Alternativa B — ✅ Correta ⟵ GABARITO
Aloysio supôs, por erro plenamente justificado, que estava sendo vítima de agressão. A doutrina define a legítima defesa putativa como aquela em que o agente, supondo por erro que está sendo agredido, repele a suposta agressão. Não há exclusão da ilicitude (pois inexiste agressão real), mas sim exclusão da culpabilidade, nos termos do art. 20, § 1º do Código Penal (erro sobre elemento normativo do tipo justificador). Portanto, há isenção de pena.
Alternativa C — ❌ Incorreta
Atos reflexos são movimentos involuntários, sem consciência ou vontade (ex.: reflexo patelar). Aloysio agiu voluntariamente: acordou, pegou a arma, mirou e disparou. A conduta é típica (homicídio), mas justificada pela excludente putativa. Não há exclusão da tipicidade.

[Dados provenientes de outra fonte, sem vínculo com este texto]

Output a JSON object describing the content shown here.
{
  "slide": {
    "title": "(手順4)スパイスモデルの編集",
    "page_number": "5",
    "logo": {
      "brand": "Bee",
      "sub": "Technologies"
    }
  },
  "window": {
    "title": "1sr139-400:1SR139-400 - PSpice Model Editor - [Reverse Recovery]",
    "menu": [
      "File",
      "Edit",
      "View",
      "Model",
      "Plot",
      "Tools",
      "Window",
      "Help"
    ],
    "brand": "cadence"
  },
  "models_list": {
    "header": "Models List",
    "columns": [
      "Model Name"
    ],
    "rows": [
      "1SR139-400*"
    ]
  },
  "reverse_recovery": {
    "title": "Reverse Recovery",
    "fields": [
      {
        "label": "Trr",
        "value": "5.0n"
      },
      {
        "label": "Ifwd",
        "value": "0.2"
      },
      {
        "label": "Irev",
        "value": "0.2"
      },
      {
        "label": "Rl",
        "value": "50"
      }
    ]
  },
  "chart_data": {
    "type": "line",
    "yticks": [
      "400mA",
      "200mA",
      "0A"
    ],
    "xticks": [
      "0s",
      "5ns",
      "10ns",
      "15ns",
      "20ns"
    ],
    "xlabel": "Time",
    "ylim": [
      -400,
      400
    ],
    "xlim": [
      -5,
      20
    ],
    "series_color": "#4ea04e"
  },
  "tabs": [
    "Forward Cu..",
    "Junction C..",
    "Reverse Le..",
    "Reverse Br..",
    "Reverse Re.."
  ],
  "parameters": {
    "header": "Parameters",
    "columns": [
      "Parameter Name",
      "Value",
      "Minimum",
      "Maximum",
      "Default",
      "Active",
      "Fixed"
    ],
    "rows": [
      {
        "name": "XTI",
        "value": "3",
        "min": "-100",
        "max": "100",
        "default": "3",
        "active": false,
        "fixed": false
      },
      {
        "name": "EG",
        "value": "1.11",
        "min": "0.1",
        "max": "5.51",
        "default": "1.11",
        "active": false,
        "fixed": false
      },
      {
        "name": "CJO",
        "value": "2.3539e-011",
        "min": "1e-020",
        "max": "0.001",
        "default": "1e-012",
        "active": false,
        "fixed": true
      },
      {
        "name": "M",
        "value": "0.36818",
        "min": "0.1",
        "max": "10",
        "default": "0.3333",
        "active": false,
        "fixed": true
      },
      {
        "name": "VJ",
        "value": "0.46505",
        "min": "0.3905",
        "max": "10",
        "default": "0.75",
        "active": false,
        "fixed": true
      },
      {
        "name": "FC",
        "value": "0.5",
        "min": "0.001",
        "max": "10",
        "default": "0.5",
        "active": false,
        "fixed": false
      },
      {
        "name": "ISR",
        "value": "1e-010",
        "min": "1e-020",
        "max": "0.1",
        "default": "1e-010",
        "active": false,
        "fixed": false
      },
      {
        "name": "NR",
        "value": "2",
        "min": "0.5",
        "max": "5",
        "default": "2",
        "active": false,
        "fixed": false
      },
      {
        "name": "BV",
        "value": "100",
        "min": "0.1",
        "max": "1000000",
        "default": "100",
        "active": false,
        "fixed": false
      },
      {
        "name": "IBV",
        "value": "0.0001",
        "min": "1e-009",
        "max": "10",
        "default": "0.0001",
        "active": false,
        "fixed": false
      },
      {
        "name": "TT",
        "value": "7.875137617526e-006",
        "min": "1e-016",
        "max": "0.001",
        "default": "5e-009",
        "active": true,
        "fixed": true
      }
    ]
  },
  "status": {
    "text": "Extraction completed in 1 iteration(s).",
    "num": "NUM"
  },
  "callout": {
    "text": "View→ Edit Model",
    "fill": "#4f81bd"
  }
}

Alternativa D — ❌ Incurreta
A inimputabilidade penal (art. 26 do CP) exige doença mental ou desenvolvimento mental incompleto ou retardado que, ao tempo da ação, retire do agente a capacidade de entender o caráter ilícito do fato ou de determinar-se de acordo com esse entendimento. A sonolência ou letargia por remédio para dormir não se enquadra como causa de inimputabilidade; pode, no máximo, influir na análise do erro, mas não gera inimputabilidade.
Alternativa E — ❌ Incorreta
O homicídio doloso exige dolo (vontade de matar ou assumir o risco de matar). Aloysio agiu com a intenção de se defender de uma agressão que ele acreditava real. Como o erro sobre a existência da agressão é plenamente justificado, o dolo é excluído (erro de tipo permissivo). A conduta é isenta de pena, não punível a título doloso.